Through the years, the Coal Men have traveled a lot of miles in mini-vans and rentals. We always like to catch up on tour drives and listen to music that's catching our ears. In my younger, long-hair, Fentress County, Tennessee, days, I had my silver-face SONY dual tape deck. I even DJ'd a few dances with it. Mostly, I loved making mixtapes of older songs and doodling on the Maxwell tape box blank cards. Here are some of my favorite cuts that have found their way from those old tapes into the long shows we do when we step outside of our own song catalog. — Dave Coleman
"Long Black Veil" — (Danny Dill/Marijohn Wilkin)
Johnny Cash's version was the one I heard the most growing up, but the Band's version blows me away these days. Lefty Frizzell had the first first hit with it back in 1959. It's a heartbreaking tune written from the vantage point of a corpse.
"Rain" — (John Lennon/Paul McCartney)
The Beatles' version is a masterpiece, but I learned the song from Singing Sergeant Washington, a local Tennessee band that I loved. I desperately wanted to be in that band as a 17-year-old. I finally got the chance to play guitar with them on my first gig in Nashville (at Obie's Pizza). The band, sadly, broke up. Heartbroken, I forged on and started my own group. I like to throw my best Hendrix-inspired psychedelic roots rock on the song these days. Fuzz and Sun.
"Are You Experienced?" — (Jimi Hendrix)
My favorite mixtape I had was titled FOUR: it started with that many Jimi Hendrix instrumental songs I tracked down. It was stuff where he used extreme amounts of surf-sounding wah-wah pedal (i.e. "Hornet's Nest"). I later buzzed some of my other favorite songs onto it. The backwards guitar and drums in the song — along with the pounding quarter-note piano — are monumental. We now do a fun stripped-down roots rock version.
*Here are the Coal Men (with Pete Finney on pedal steel) from a few years ago down in Florida. Note the number four on my guitar — it came from the FOUR mixtape.
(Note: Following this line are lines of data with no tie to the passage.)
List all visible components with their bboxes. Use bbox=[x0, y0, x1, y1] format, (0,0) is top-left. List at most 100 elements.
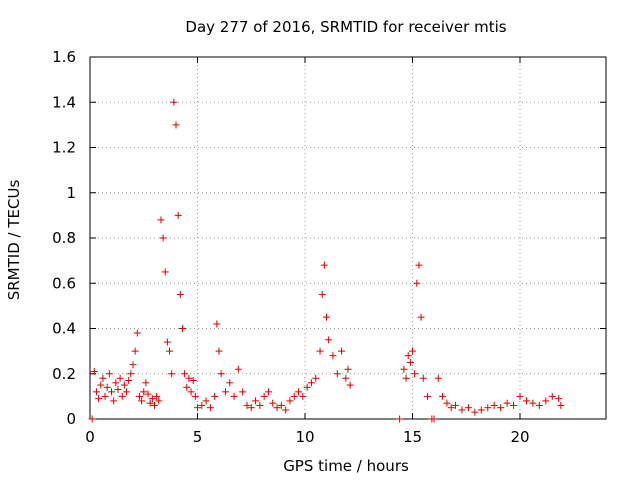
data-point bbox=[282, 406, 290, 414]
data-point bbox=[211, 392, 219, 400]
y-tick-label: 0.2 bbox=[52, 365, 76, 383]
data-point bbox=[170, 98, 178, 106]
data-point bbox=[323, 313, 330, 321]
data-point bbox=[419, 374, 427, 382]
data-point bbox=[155, 397, 163, 405]
data-point bbox=[458, 406, 466, 414]
data-point bbox=[129, 361, 137, 369]
data-point bbox=[264, 388, 272, 396]
data-point bbox=[206, 404, 214, 412]
grid bbox=[90, 57, 606, 419]
data-point bbox=[325, 336, 333, 344]
data-point bbox=[187, 388, 195, 396]
data-point bbox=[417, 313, 425, 321]
y-tick-label: 1 bbox=[66, 184, 76, 202]
data-point bbox=[95, 395, 103, 403]
data-point bbox=[447, 404, 455, 412]
data-point bbox=[88, 415, 96, 423]
data-point bbox=[252, 397, 260, 405]
data-point bbox=[159, 234, 167, 242]
data-point bbox=[99, 374, 107, 382]
data-point bbox=[123, 388, 131, 396]
data-point bbox=[484, 404, 492, 412]
data-point bbox=[90, 367, 98, 375]
data-point bbox=[230, 392, 238, 400]
data-point bbox=[133, 329, 141, 337]
data-point bbox=[329, 352, 337, 360]
data-point bbox=[135, 392, 143, 400]
data-point bbox=[202, 397, 210, 405]
data-point bbox=[176, 291, 184, 299]
x-tick-label: 0 bbox=[85, 428, 95, 446]
data-point bbox=[174, 211, 182, 219]
data-point bbox=[400, 365, 408, 373]
data-point bbox=[116, 374, 124, 382]
data-point bbox=[269, 399, 277, 407]
data-point bbox=[183, 383, 191, 391]
data-point bbox=[503, 399, 511, 407]
data-point bbox=[342, 374, 350, 382]
data-point bbox=[140, 388, 148, 396]
data-point bbox=[402, 374, 410, 382]
data-point bbox=[247, 404, 255, 412]
data-point bbox=[163, 338, 171, 346]
data-point bbox=[131, 347, 139, 355]
data-point bbox=[256, 401, 264, 409]
data-point bbox=[413, 279, 421, 287]
data-point bbox=[424, 392, 432, 400]
data-point bbox=[138, 397, 146, 405]
data-point bbox=[411, 370, 419, 378]
data-point bbox=[333, 370, 341, 378]
y-tick-label: 0.6 bbox=[52, 274, 76, 292]
y-tick-label: 0.8 bbox=[52, 229, 76, 247]
data-point bbox=[497, 404, 505, 412]
data-point bbox=[303, 383, 311, 391]
data-point bbox=[406, 358, 414, 366]
data-point bbox=[105, 370, 113, 378]
y-tick-label: 1.4 bbox=[52, 93, 76, 111]
data-point bbox=[430, 415, 438, 423]
y-tick-label: 1.2 bbox=[52, 139, 76, 157]
data-point bbox=[198, 401, 206, 409]
data-point bbox=[239, 388, 247, 396]
data-point bbox=[112, 379, 120, 387]
data-point bbox=[318, 291, 326, 299]
data-point bbox=[157, 216, 165, 224]
data-point bbox=[185, 374, 193, 382]
data-point bbox=[226, 379, 234, 387]
data-point bbox=[316, 347, 324, 355]
data-point bbox=[127, 370, 135, 378]
data-point bbox=[477, 406, 485, 414]
data-point bbox=[125, 377, 133, 385]
data-point bbox=[471, 408, 479, 416]
data-point bbox=[108, 388, 115, 396]
data-point bbox=[114, 386, 122, 394]
plot-area-frame bbox=[89, 56, 607, 420]
data-point bbox=[346, 381, 354, 389]
x-tick-label: 15 bbox=[403, 428, 422, 446]
data-point bbox=[146, 399, 154, 407]
data-point bbox=[522, 397, 530, 405]
data-point bbox=[516, 392, 524, 400]
data-point bbox=[295, 388, 303, 396]
data-point bbox=[234, 365, 242, 373]
data-point bbox=[97, 381, 105, 389]
data-point bbox=[396, 415, 404, 423]
data-point bbox=[312, 374, 320, 382]
data-point bbox=[277, 401, 285, 409]
data-point bbox=[548, 392, 556, 400]
data-point bbox=[118, 392, 126, 400]
data-point bbox=[103, 383, 111, 391]
data-point bbox=[535, 401, 543, 409]
y-tick-label: 1.6 bbox=[52, 48, 76, 66]
data-point bbox=[215, 347, 223, 355]
data-point bbox=[320, 261, 328, 269]
data-point bbox=[148, 395, 156, 403]
y-tick-labels: 0 0.2 0.4 0.6 0.8 1 1.2 1.4 1.6 bbox=[52, 48, 76, 428]
data-point bbox=[166, 347, 174, 355]
axis-ticks bbox=[89, 56, 606, 420]
y-tick-label: 0 bbox=[66, 410, 76, 428]
data-point bbox=[510, 401, 518, 409]
data-point bbox=[555, 395, 563, 403]
data-point bbox=[142, 379, 150, 387]
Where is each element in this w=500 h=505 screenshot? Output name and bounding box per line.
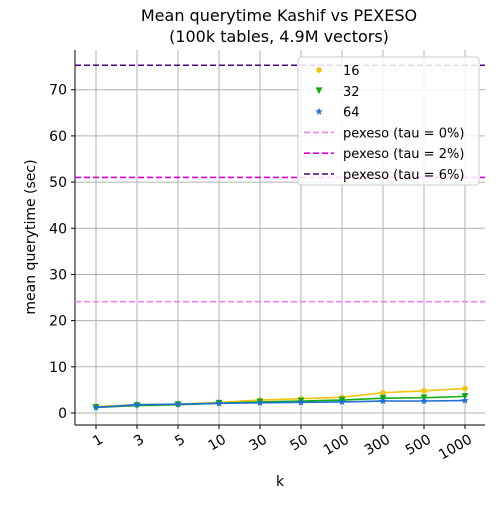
legend-label: 32 bbox=[343, 85, 360, 100]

"Rock N Roll Girl" — (Paul Collins)
The Beat, a short-lived L.A. band, recorded this simple-but-perfect taste of power-pop delight. We do it fast, loud, and always for a gem of a bartender named George. The Paul Collins Beat did a record a few years ago that blew me away called Ribbon of Gold.
"Six Days on the Road" — (Dave Dudley)
It's been covered by tons of folks. What's the reason why? It might be the best truck-driving song ever. We just played a show with Mathew Ryan and I had to dedicate this one to him because he'd just "pulled out of Pittsburgh" to come down to Nashville to record his next record.
"Guitars, Cadillacs" – (Dwight Yoakam)
My life changed when I heard Dwight's original guitar player/producer Pete Anderson. Duane Jarvis told me a story about playing guitar with Dwight Yoakam on a Canadian tour. (Pete was producing the Meat Puppets at the time.) He went for the solo, and people were going crazy, and he thought he was on fire with the guitar. He turned around as Dwight was doing one of his killer dance moves. Sometimes it's not the notes you play, but how you shake them that counts, I guess. Jokes aside, this is a sad song about a land of "lost and wasted dreams" with a shuffle that won't stop.
"Everybody's Talkin'" — (Fred Neil)
I love Western movies and, when I was a kid, I rented Midnight Cowboy from Jamestown Video for a dollar. It is not, in fact, a Western. I still loved it, though. The version recorded by Harry Nilsson haunts the movie throughout in joyful, saddening beauty.
"Silver Wings" — (Merle Haggard)
In my opinion, this is the definition of a perfect song. One chorus and one verse. I cried when Merle died. We love to play this song for the travelers and the lonely ones they leave behind.
"Drive Back to You" — (Duane Jarvis)
I met Duane shortly after I moved to Nashville. He was my rock 'n' roll professor. He had this gritty and tasteful guitar playing with Brit-rock influenced songs. I toured a lot with him and we wrote dozens of songs together. This one was about his wife Denise. Duane passed away in 2009, but his music is still with me and lifts me up. I love to sing this song with the joy he brought to it.
"Jesus on the Mainline" — (Traditional arranged by Ry Cooder)
This song explains that beautiful relationship a Protestant has with the maker. You can talk to that friend any time you want — no busy signal, no answering machine. I'm a fan of traditional songs with a simple form. It allows the players to open up with confidence of the rock solid foundation underneath. That's something we could all use in our everyday lives. Ry Cooder's version has all of this hypnotic melodic playing that is as transcendental as it gets.